According to the study, 19 of the plans had a funded ratio of at least 100%, up from 14 plans the previous year. However, because both assets and liabilities had nearly matching growth of 9% and 8%, respectively, the funding deficit grew by $919 million to end the year at $232 billion.
Contributions for the year rose to $34.6 billion from $33.6 billion in 2019; however, this was a far cry from 2017 and 2018 when plan sponsor contributions hit record highs of $61.8 billion and $59 billion, respectively. Only 10 employers contributed at least $1 billion in 2020, down from 13 in 2019, with the largest contribution coming from General Electric at $3.3 billion.

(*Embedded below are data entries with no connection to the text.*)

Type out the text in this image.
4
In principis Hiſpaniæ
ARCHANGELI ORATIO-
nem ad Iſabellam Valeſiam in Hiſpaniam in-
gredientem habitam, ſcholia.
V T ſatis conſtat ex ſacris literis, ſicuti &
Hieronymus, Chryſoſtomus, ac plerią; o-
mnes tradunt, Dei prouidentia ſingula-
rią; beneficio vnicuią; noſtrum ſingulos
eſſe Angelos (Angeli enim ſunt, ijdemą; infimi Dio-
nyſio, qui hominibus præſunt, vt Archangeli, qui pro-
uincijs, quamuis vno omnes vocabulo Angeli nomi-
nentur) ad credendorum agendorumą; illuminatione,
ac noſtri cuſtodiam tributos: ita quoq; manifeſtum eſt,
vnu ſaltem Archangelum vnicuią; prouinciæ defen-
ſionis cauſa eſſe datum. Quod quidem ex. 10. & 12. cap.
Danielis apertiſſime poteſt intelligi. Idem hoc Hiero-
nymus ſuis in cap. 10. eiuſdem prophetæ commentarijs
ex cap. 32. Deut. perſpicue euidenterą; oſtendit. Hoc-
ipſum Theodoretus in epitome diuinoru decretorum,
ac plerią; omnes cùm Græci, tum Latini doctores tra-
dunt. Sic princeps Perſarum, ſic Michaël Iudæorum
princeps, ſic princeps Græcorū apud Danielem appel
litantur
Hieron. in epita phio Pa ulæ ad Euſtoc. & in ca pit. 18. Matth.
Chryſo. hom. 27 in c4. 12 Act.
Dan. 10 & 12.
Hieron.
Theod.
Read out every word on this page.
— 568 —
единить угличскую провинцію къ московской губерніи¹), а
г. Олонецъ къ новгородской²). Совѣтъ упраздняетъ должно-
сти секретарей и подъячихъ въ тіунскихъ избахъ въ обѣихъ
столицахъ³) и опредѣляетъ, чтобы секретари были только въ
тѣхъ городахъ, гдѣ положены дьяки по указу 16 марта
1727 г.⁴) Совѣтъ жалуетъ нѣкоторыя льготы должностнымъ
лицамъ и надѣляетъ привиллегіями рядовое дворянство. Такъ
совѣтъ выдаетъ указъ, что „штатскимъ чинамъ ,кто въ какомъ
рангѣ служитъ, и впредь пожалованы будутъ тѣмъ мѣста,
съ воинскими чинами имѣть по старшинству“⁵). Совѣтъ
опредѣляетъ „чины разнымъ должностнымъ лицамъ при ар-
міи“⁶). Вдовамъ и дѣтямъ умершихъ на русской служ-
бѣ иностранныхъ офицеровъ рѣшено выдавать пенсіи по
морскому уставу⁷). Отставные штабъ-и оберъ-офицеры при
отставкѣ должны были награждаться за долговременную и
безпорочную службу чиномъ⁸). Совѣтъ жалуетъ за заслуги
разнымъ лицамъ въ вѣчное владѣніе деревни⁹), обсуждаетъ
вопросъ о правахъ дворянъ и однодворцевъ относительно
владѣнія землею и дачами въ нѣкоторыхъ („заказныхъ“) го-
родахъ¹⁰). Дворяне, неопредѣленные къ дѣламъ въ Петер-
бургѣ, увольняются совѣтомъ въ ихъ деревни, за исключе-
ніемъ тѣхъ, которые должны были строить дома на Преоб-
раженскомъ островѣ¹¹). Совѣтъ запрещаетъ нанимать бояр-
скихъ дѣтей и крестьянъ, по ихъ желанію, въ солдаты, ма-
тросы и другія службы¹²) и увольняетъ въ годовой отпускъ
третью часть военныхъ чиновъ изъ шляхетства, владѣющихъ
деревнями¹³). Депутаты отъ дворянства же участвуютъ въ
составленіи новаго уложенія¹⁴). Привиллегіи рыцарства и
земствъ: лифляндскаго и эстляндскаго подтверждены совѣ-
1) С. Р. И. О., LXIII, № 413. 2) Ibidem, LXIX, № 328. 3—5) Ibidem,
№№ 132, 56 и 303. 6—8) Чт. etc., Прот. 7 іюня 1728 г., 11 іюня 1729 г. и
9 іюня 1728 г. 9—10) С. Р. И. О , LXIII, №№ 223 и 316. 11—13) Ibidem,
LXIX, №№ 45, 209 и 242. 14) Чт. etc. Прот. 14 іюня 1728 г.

The investment gains in 2020 helped increase the plans’ assets by $212 billion to $1.77 trillion from $1.62 trillion in 2019, which was well ahead of the $95 billion increase that had been expected per companies’ long-term investment return assumptions. Milliman said that over the 12-year period from 2009 to 2020, there were only three years when returns were lower than the expected return assumption—2011, 2015, and 2018.
However, while asset levels have grown to the highest amount recorded by Milliman’s pension funding study, liabilities continue to soar thanks to plunging discount rates. The pension benefit obligation (PBO) of the Milliman 100 plans increased to a new all-time high of $2 trillion from $1.86 trillion in 2019.
Life expectancy assumptions declined moderately as participants and retirees will not live as long as previously assumed based on the mortality tables published by the Society of Actuaries. Milliman said some of the plans experienced a PBO decrease of approximately 1% due to the lower life expectancy assumptions.
Milliman also noted that pension risk transfer programs continued to be used by plan sponsors to manage costs. Among the 100 largest corporate pension plans, settlement payouts totaled an estimated $15.8 billion in fiscal year 2020, up from the $13.5 billion in 2019.
The Pension Benefit Guaranty Corporation (PBGC) also reported a large funded status improvement for the corporate pension plans under its custody for the federal fiscal year ending Sept. 30. The PBGC reported a 112% funded ratio for the plans that terminated and were sent to the agency as the receiving custodian, up from 107% the previous year. The change was attributed to a large increase in assets caused by premiums collected and higher-than-expected investment gains.